そして俺はこのおっさん、アーロンという騎士の偉いさんらしいのに連れられて召喚された部屋を出ると、話を聞くためと言って割と豪華な会議室っぽい部屋に連れて行かれた。



「改めて、私はアーロン。近衛騎士団の団長を務めている。貴方の名前を伺ってもいいか?」

「ああ、俺はシバ カズキだ」


「ではシバ様、早速だがなぜあのような行動をとられたのか教えて頂きたい」

「それは構わんが、そんな丁寧な言葉遣いはやめてもらえるか?背中がかゆくなっちまう」


「ははは、了解した。じゃあ改めて、さっきはなんであんなことをしたんだ?」

「いきなりこんな訳の分からないところに飛ばされてきて、周りは完全武装の軍人らしいのに囲まれている。

 で、こっちは丸腰でしかも女連れなんだ、そっちの頭を抑えるしか方法が思いつかなかっただけだよ」

いつもの喧嘩と同じように頭を取れば勝ちだって思っただけだが、女を守るのを理由にした方が騎士ってぐらいだ好感度は上がるだろう。


「ふむ、なるほどな、勇者様側から見ればその様に見えるのは当然かもしれんな。

 だが、なぜ話し合いなどで何とかしようとしなかったんだ?」

「あんた騎士団長さんだろ?完全武装の奴らに囲まれた状態で話し合い?頭湧いてんじゃないか?

 相手が武器を構える前に何とか状況を好転させるしかないだろ。

 俺も国王じゃなく王女の方を狙うべきだったと反省はしているよ」

王女は見た目だけは良かったからな、人質にとれれば色々楽しめたはずだしおっさんよりはるかにいいよな。


「そうだな、逆の状況なら私も同じように動いたかもしれんな。

 仲間の女性を守るために自らの危険を顧みず、最善と考えた行動を躊躇い無く取る。

 まさに騎士の理想像だよシバ様は」

「おいおい、そんな事面と向かって言うなよ、照れるじゃないか」

うわぁ、チョロ過ぎる。笑いこらえるのが大変なレベルだな、こりゃ。


「わかった、私の権限でシバ様の罪は問われないように計らおう

 今の話を聞けば、シバ様の行動に咎めるべき内容はないからな」

「いいのか?王様を狙ったんだぞ?」


「王の命を狙うのが目的ではなく、仲間を守るのが目的だったんだろ?

 その手段としてたまたま王に向かっていったんだ、それも殺すためではなく人質にする程度だろ?」

「そりゃそうだろ、あそこで命まで奪ったらそれこそ俺らの助かる道が無くなっちまう」


「なら、大丈夫だ。私の方で何とか出来ると思うよ。

 ただ、いろいろ説明する必要があるので他の皆との合流はその後になってしまうが、そこは我慢してもらえると助かる」

「それぐらい構わねぇよ。もともと最悪死ぬかもって腹をくくってたんだ

 こっちこそ逆に手間かけてすまないな」


「気にするな、これが私の仕事だからな。

 それより体の調子に問題なければ、スキルの確認を行いたいのだが大丈夫か?」

「ああ、さっきの薬で全快したみたいだ問題ない」


シンヤたちと会うのはまだまずいということで、俺は近衛騎士団にあるスキルの確認を行うための宝玉とやらが置かれている部屋に連れてこられた。

俺も今はシンヤの面は見たくないからちょうどいい。


「勇者様のスキル確認にしては、ちょっとあれだがここで我慢してくれ」

アーロンはそういうが、ここもそれなりに豪華な部屋である。近衛騎士団用なのだから当然ではあるが。

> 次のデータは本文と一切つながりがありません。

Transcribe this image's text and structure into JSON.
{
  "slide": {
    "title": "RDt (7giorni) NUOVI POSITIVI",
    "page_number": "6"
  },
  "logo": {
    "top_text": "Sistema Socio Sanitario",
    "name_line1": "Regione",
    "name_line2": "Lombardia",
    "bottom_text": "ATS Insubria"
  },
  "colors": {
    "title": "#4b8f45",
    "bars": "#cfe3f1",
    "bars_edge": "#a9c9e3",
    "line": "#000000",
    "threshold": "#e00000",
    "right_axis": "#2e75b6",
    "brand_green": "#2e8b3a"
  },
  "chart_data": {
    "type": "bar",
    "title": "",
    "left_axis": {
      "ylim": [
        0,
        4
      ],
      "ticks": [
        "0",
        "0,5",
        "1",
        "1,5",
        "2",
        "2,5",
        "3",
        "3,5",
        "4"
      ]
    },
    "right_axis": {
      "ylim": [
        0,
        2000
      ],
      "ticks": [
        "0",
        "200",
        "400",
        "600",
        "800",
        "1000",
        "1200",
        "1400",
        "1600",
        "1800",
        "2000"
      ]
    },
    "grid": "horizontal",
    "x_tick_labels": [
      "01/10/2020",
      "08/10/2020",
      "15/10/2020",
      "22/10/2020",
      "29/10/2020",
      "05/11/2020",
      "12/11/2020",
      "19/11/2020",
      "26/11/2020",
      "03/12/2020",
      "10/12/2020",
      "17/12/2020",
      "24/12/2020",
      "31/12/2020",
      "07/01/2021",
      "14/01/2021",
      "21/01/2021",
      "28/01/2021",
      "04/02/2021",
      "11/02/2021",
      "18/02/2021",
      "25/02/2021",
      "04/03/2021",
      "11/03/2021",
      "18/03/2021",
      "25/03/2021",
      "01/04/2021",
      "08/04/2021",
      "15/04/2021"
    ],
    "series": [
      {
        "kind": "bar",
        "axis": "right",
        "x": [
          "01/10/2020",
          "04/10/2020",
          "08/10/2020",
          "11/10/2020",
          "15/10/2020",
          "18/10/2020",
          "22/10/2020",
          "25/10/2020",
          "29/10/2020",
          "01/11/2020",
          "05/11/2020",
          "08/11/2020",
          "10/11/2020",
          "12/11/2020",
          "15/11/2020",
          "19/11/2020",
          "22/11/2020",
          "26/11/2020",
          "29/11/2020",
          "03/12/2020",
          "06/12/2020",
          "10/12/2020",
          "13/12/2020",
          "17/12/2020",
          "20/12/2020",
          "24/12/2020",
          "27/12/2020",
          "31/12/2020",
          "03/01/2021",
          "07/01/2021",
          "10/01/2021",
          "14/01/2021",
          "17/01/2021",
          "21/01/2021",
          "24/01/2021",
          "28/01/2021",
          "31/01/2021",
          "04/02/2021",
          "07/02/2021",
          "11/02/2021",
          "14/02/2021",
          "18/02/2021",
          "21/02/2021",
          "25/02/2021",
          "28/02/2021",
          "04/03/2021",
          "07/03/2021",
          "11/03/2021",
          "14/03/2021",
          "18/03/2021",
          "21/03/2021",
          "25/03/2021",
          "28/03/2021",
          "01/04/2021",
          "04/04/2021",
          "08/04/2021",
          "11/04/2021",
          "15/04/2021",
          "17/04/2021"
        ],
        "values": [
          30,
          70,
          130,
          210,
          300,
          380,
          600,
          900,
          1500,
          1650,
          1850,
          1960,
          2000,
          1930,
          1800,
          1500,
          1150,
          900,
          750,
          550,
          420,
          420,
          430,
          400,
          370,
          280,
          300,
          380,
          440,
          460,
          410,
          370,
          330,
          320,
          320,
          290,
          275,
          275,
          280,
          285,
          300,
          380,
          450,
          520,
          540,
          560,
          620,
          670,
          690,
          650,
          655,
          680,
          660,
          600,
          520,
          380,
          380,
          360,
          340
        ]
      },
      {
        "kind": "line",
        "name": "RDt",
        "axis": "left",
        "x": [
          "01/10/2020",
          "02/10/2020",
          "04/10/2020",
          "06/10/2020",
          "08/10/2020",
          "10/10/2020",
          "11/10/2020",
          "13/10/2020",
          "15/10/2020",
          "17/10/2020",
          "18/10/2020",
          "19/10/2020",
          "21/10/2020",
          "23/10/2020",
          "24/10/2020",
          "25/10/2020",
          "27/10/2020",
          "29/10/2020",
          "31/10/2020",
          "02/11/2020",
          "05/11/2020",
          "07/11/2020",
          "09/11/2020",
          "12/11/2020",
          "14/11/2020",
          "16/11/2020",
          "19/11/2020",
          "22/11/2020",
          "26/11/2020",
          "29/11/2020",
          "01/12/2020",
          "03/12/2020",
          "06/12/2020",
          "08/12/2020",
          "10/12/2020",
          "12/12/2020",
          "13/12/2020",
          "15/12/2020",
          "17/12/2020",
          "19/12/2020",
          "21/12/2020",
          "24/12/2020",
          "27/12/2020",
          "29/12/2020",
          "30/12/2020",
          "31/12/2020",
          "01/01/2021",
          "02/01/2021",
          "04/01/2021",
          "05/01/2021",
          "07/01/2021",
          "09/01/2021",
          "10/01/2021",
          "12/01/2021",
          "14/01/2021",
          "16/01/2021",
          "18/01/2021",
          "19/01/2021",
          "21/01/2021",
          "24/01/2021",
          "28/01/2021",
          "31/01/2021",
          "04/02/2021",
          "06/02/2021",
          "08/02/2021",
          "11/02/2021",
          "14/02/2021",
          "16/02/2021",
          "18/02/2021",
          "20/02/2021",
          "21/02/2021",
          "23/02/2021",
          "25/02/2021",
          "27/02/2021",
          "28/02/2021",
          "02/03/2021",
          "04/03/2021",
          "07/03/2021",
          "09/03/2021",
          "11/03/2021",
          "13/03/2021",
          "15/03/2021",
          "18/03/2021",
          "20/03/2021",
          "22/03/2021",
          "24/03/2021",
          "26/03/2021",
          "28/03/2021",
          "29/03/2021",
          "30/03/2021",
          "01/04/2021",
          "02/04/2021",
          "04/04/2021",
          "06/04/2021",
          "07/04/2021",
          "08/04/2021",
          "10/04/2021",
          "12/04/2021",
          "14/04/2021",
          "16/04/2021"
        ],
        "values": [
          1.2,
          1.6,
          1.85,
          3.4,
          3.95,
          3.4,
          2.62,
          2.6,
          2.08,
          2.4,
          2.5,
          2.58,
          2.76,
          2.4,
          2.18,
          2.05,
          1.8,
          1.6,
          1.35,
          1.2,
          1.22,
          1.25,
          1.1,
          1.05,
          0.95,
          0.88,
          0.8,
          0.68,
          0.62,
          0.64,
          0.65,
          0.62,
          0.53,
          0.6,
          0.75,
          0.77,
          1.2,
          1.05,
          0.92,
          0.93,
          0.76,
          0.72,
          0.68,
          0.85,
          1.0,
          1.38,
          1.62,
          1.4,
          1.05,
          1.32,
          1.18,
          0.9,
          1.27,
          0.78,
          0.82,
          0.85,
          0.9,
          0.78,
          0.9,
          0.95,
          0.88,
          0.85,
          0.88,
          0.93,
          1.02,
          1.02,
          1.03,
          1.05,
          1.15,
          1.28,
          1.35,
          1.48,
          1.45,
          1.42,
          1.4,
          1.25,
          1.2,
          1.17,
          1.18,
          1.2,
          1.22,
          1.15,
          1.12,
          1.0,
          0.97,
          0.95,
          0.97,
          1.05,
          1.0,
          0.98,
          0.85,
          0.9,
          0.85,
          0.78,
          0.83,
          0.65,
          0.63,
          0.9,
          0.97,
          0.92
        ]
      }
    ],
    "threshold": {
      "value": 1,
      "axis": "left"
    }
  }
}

「その宝玉に触れるだけでいい、その後スキルが解放されるからしっかり踏ん張って置けよ。

 勇者のスキルだ、とんでもない力があふれるかもしれんからな」

「あんまりビビらすなよ、それに娑婆いスキルだったらどうすんだよ」


俺は言われた通り玉に手を触れると、玉が光輝いた。

光が収まると体中に何かが流れ込むような、何とも言えない感覚に襲われる。

だがそれも数秒で収まり、なんか力が漲るってこういうことなのかと思う。


「"ステータス"と言って自身の能力を確認してみてくれ」

アーロンに言われるまま、俺は"ステータス"を確認した。


"狂戦士":魔法は使えないがその分非常に強力な力を持つ者。狂化すると知能が低下するが体力と攻撃力が爆発的に増加する。


なんか微妙だが脳筋スキルなのは良いな、魔法とかちまちましたのは覚えられる気がしねぇからな。